Por que descartar vacas en la ganadería

Las explotaciones deben ser aprovechadas al máximo para obtener más beneficios, evitando una sobrepoblación que disminuya las producciones y que afecte la Eficiencia Reproductiva. Si la población está al límite, la reposición significa la eliminación de un animal escogido entre los menos rentables. Pasos claves para determinar cuál animal debe ser eliminado es conocer el nivel de producción del rebaño e identificar las vacas menos rentables y su estado reproductivo.

La eliminación de las vacas menos eficientes, ayudará a mejorar los beneficios netos de la explotación, los cuales dependen de la diferencia entre los ingresos y los costos totales. Como mínimo una vaca debe cubrir los costos variables asociados con su estancia, que incluyen la alimentación, mano de obra, electricidad,  medicinas, etc. Si un animal cubre estos costos y además contribuye con los costos fijos de la finca es una vaca rentable que no debería ser incluida en la listas de candidatas para ser eliminadas, ya que distribuye sus gastos sobre las lactaciones, excepto que existan reemplazos que garanticen  mayores ingresos, lo cual no siempre es cierto en rebaños Doble Proposito.

La valoración de ese flujo financiero proporciona una forma indirecta de evaluar el beneficio potencial entre el valor de mercado de una vaca de descarte (habitualmente no preñada y con baja condición  corporal) y el costo de su reposición por una novilla de mejor calidad. Ello supone un flujo negativo de dinero que quizá no puede ser enfrentado por el ganadero, desde que los costos de recría pueden incluso superar al 20% del presupuesto de la finca. Comprar novillas de otras fincas no es solución; suele ser más costosa que el valor recibido por una vaca eliminada y aumenta  la posibilidad de introducir enfermedades.

Lo difícil es determinar el nivel de producción a partir del cual una vaca deja de ser rentable, aunque  en ganaderías  Doble Proposito se han señalado cuotas entre 2.000 y 2.500 k/lactancia. Los cálculos son complicados pues requieren conocer los gastos de alimentación, incluso en pastoreo (consumo y precio de pastos a nivel de mercado), el trabajo de ordeño, horas de personal, costos de la reproducción y calidad de la leche, entre otros, lo que complica la identificación de las vacas con menor potencial  para contribuir al ingreso futuro de la finca.
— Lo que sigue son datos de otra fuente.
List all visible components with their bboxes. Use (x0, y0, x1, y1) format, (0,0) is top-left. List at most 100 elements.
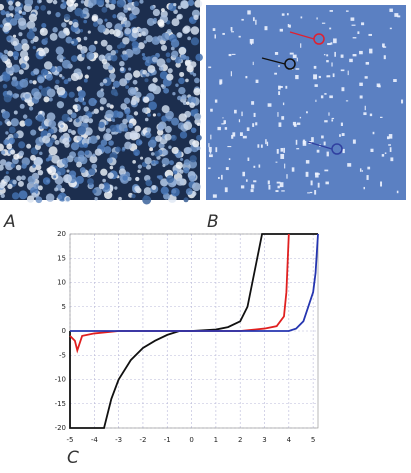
grain (122, 175, 128, 181)
grain (114, 186, 118, 190)
y-tick-label: 20 (57, 230, 66, 238)
grain (179, 169, 184, 174)
speck (364, 105, 366, 111)
speck (231, 134, 234, 139)
grain (133, 1, 140, 7)
grain (143, 187, 152, 195)
grain (176, 177, 185, 186)
grain (45, 193, 55, 202)
grain (131, 27, 138, 34)
grain (21, 97, 25, 101)
grain (63, 79, 69, 85)
grain (96, 90, 105, 98)
grain (127, 0, 133, 3)
speck (314, 190, 317, 195)
speck (295, 75, 299, 80)
speck (361, 170, 364, 172)
grain (123, 4, 129, 10)
grain (0, 9, 6, 16)
speck (333, 38, 337, 44)
grain (168, 145, 172, 149)
speck (268, 184, 271, 190)
speck (363, 112, 367, 116)
grain (132, 79, 138, 85)
grain (105, 21, 113, 29)
speck (253, 112, 256, 117)
speck (321, 135, 324, 139)
speck (326, 75, 331, 78)
x-tick-label: 1 (214, 436, 218, 444)
speck (242, 135, 247, 139)
speck (318, 75, 321, 79)
grain (10, 149, 16, 155)
speck (388, 144, 391, 146)
speck (370, 148, 374, 153)
grain (16, 175, 22, 182)
grain (190, 61, 197, 68)
grain (49, 33, 58, 41)
grain (66, 169, 70, 173)
grain (8, 137, 16, 145)
grain (21, 163, 27, 169)
grain (83, 143, 88, 148)
grain (133, 15, 137, 19)
grain (191, 182, 201, 192)
grain (5, 171, 9, 175)
speck (340, 122, 343, 126)
x-tick-label: 0 (189, 436, 193, 444)
grain (164, 133, 172, 141)
grain (67, 117, 71, 121)
speck (341, 133, 345, 136)
grain (0, 159, 7, 166)
grain (135, 91, 142, 98)
grain (170, 134, 177, 141)
grain (190, 26, 200, 35)
speck (232, 132, 236, 137)
grain (161, 157, 170, 166)
grain (62, 174, 72, 184)
grain (70, 72, 80, 82)
speck (369, 113, 373, 117)
speck (359, 95, 363, 99)
speck (257, 144, 260, 148)
speck (241, 18, 244, 21)
grain (177, 95, 182, 101)
grain (180, 54, 187, 60)
speck (209, 151, 212, 154)
grain (11, 192, 20, 200)
grain (162, 149, 169, 156)
grain (94, 40, 98, 45)
grain (92, 187, 102, 196)
grain (83, 106, 89, 112)
speck (296, 122, 301, 125)
grain (100, 39, 108, 47)
grain (12, 34, 17, 38)
grain (121, 54, 129, 61)
grain (82, 7, 89, 14)
grain (92, 21, 99, 27)
grain (106, 44, 113, 51)
grain (39, 151, 43, 156)
speck (325, 181, 329, 185)
grain (74, 7, 83, 17)
speck (311, 137, 314, 143)
grain (99, 97, 107, 105)
speck (285, 85, 288, 89)
grain (88, 168, 96, 176)
x-tick-label: -1 (164, 436, 171, 444)
grain (171, 50, 179, 58)
grain (60, 135, 65, 140)
grain (18, 10, 23, 14)
grain (193, 113, 202, 121)
speck (265, 139, 267, 145)
grain (122, 50, 127, 56)
speck (276, 181, 281, 184)
speck (394, 13, 399, 17)
speck (245, 179, 248, 182)
grain (33, 183, 40, 190)
speck (279, 182, 284, 188)
grain (81, 53, 86, 58)
grain (101, 6, 108, 13)
grain (20, 63, 27, 69)
speck (210, 134, 212, 140)
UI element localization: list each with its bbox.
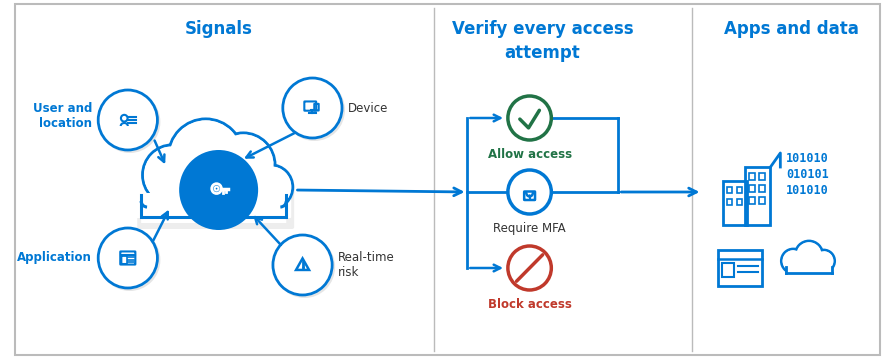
Text: Signals: Signals <box>185 20 253 38</box>
Text: Allow access: Allow access <box>488 148 572 161</box>
Circle shape <box>144 146 201 204</box>
Circle shape <box>251 167 294 211</box>
Circle shape <box>213 134 274 196</box>
FancyBboxPatch shape <box>136 179 291 218</box>
Text: Block access: Block access <box>488 298 572 311</box>
Bar <box>749 197 755 204</box>
Circle shape <box>796 242 821 268</box>
Circle shape <box>170 120 242 194</box>
Circle shape <box>212 133 275 197</box>
Bar <box>722 263 734 277</box>
FancyBboxPatch shape <box>137 185 294 229</box>
Bar <box>758 173 765 180</box>
Circle shape <box>215 187 218 191</box>
Bar <box>727 187 732 193</box>
Text: Apps and data: Apps and data <box>724 20 858 38</box>
Circle shape <box>214 135 277 199</box>
FancyBboxPatch shape <box>141 193 286 223</box>
Text: Real-time
risk: Real-time risk <box>338 251 395 279</box>
Text: 101010: 101010 <box>786 184 829 197</box>
FancyBboxPatch shape <box>786 265 832 277</box>
Circle shape <box>99 91 160 153</box>
Bar <box>749 173 755 180</box>
Text: 010101: 010101 <box>786 168 829 181</box>
Circle shape <box>813 250 834 272</box>
FancyBboxPatch shape <box>782 260 835 276</box>
Text: Verify every access
attempt: Verify every access attempt <box>452 20 633 62</box>
Circle shape <box>145 147 204 207</box>
Circle shape <box>529 194 530 197</box>
Circle shape <box>142 145 202 205</box>
Bar <box>758 185 765 192</box>
Circle shape <box>168 119 243 195</box>
Circle shape <box>273 235 332 295</box>
Circle shape <box>814 251 834 271</box>
Text: Application: Application <box>18 252 92 265</box>
Circle shape <box>99 229 160 291</box>
Text: Device: Device <box>348 102 388 115</box>
Circle shape <box>781 249 805 273</box>
Circle shape <box>795 241 823 269</box>
Circle shape <box>782 250 804 272</box>
Text: Require MFA: Require MFA <box>493 222 566 235</box>
Circle shape <box>249 165 293 209</box>
Circle shape <box>98 228 157 288</box>
Text: 101010: 101010 <box>786 152 829 165</box>
Bar <box>727 199 732 205</box>
Circle shape <box>98 90 157 150</box>
Circle shape <box>284 79 345 141</box>
Bar <box>749 185 755 192</box>
Circle shape <box>250 166 292 208</box>
Bar <box>758 197 765 204</box>
Circle shape <box>179 150 258 230</box>
Circle shape <box>283 78 342 138</box>
Bar <box>737 199 742 205</box>
Text: User and
location: User and location <box>33 102 92 130</box>
Circle shape <box>274 236 335 298</box>
Circle shape <box>171 121 245 197</box>
Bar <box>737 187 742 193</box>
Política de las eliminaciones

Como estrategia económica, la política de eliminación de un gerente se apoya en los objetivos de la finca y se inicia con el uso de registros para identificar las vacas no rentables y precisar los causales de eliminación y su frecuencia. Previamente es importante haber decidido cuales son los factores de producción más deseables y que prioridad le debemos dar a cada uno. Esa información y el conocimiento del valor actual y futuro de cada vaca permitirán la toma de decisión para eliminar uno o más animales.

Es fácil encontrar candidatas  para la lista de vacas eliminadas ya que existen muchas razones para descartar animales. Pueden valorarse el estadio de lactación, la época, edad o tipo racial, el estado nutricional y la eficiencia reproductiva, lo que lleva a conservar generalmente las vacas más fértiles aunque menos productoras.

El valor genético del animal debe ser considerado al igual que la conformación, condición, salud, etc. Por ello, es factible que en algunas fincas sin programa de reemplazos se mantengan vacas de escasa producción, a la vez que se eliminan vacas primíparas que pudieran no haber expresado un buen comportamiento en su primera lactancia, sin darles la oportunidad de una segunda lactancia, a pesar de sus características  genéticas. Este tipo de decisiones no es recomendable pues afecta el programa de mejora.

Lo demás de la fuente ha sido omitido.